Quand je tourne, soit je joue dans mon film, soit je donne la réplique aux comédiens. Plutôt qu’expliquer, je préfère jouer les scènes avec les acteurs. Je reste tout le temps comédien, même lorsque je passe derrière la caméra. Mais lorsque je joue dans le film d’un autre, je ne me mêle pas de réalisation. C’est moins lourd à porter. Cela me fait du bien et ça m’aide à redécouvrir les équipes. Ici, par exemple, c’est une équipe très jeune, il y a plein de gens que je découvre. Cela me donne l’impression de ne pas m’encroûter. Entre deux réalisations, si on ne fait rien d’autre, il peut se passer énormément de temps, et le milieu bouge très vite.
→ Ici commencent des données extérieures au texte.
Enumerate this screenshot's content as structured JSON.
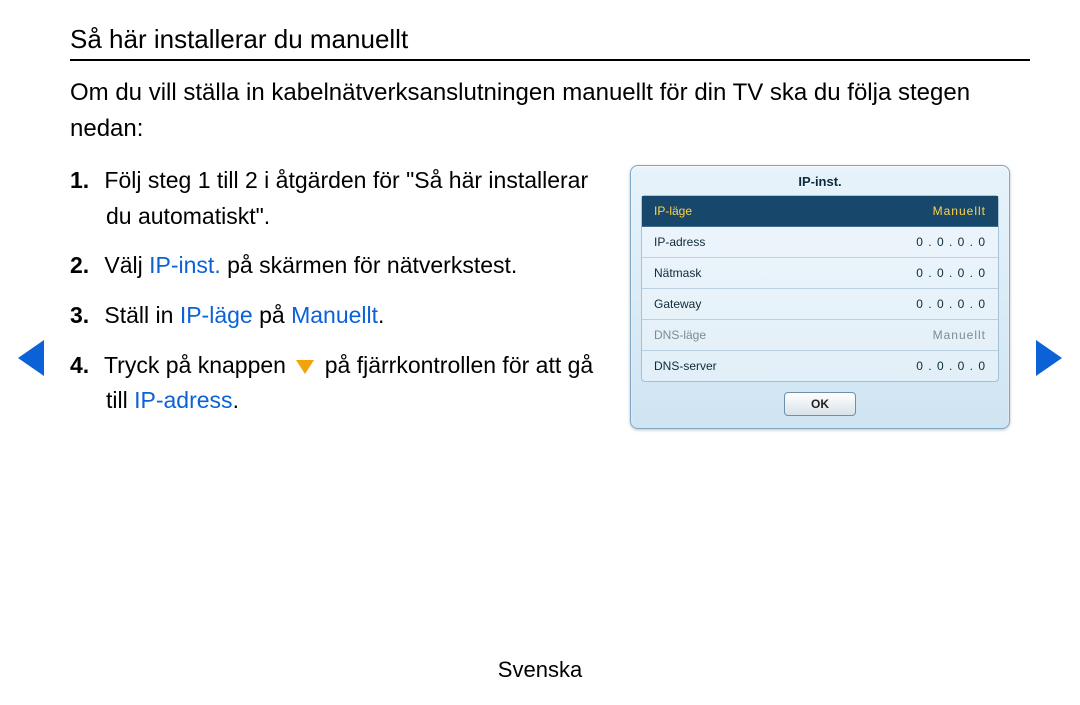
{
  "title": "Så här installerar du manuellt",
  "intro": "Om du vill ställa in kabelnätverksanslutningen manuellt för din TV ska du följja stegen nedan:",
  "intro_fixed": "Om du vill ställa in kabelnätverksanslutningen manuellt för din TV ska du följa stegen nedan:",
  "steps": {
    "s1": "Följ steg 1 till 2 i åtgärden för \"Så här installerar du automatiskt\".",
    "s2_pre": "Välj ",
    "s2_hl": "IP-inst.",
    "s2_post": " på skärmen för nätverkstest.",
    "s3_pre": "Ställ in ",
    "s3_hl1": "IP-läge",
    "s3_mid": " på ",
    "s3_hl2": "Manuellt",
    "s3_post": ".",
    "s4_pre": "Tryck på knappen ",
    "s4_mid": " på fjärrkontrollen för att gå till ",
    "s4_hl": "IP-adress",
    "s4_post": "."
  },
  "panel": {
    "title": "IP-inst.",
    "rows": [
      {
        "label": "IP-läge",
        "value": "Manuellt",
        "selected": true
      },
      {
        "label": "IP-adress",
        "value": "0 . 0 . 0 . 0"
      },
      {
        "label": "Nätmask",
        "value": "0 . 0 . 0 . 0"
      },
      {
        "label": "Gateway",
        "value": "0 . 0 . 0 . 0"
      },
      {
        "label": "DNS-läge",
        "value": "Manuellt",
        "dim": true
      },
      {
        "label": "DNS-server",
        "value": "0 . 0 . 0 . 0"
      }
    ],
    "ok": "OK"
  },
  "footer": "Svenska"
}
Sur un plateau, je commence à être l’un des plus vieux, et c’est bien que je puisse parler de mon expérience, pas seulement de comédien, mais d’un type qui a travaillé sur tous les métiers.

Bouli Lanners et Savina Dellicour sur le tournage de tous les chats sont gris la nuitC. : Ce film est le premier long métrage de Savina Dellicour. Quelle relation as-tu avec cette jeune réalisatrice ?
B. L. : J’ai rencontré chez Savina une nature, un caractère fort. Elle apporte une douceur sur le plateau tout en ne lâchant rien, jamais ! Depuis que le tournage a commencé, elle est vraiment à l’aise, on sent qu’elle est heureuse. C’est un tournage où il y a une absence totale de souffrance. Nous ne sommes pas de cette école. Savina n’est pas une jeune réalisatrice, elle a tourné des courts métrages et une série, en Angleterre. Elle a du métier, je n’ai pas l’impression de faire un premier long. Je trouve qu’elle a l'intelligence de la mise en scène. Elle travaille sur l’intention, le sous-texte. Dans ses dialogues, on se plonge dans chaque phrase. Il y a une vraie réflexion. C’est difficile à expliquer, c’est vraiment de la théorie et ça m’emmerde de parler de théorie.

C. : Est-ce que cela nourrit ton expérience de réalisateur de te confronter avec d’autres pratiques?
B. L. : Bien sûr que ça me nourrit. Je n’ai pas été formé à l’école, et tout ce que j'ai appris et que j' apprends, tout vient du plateau.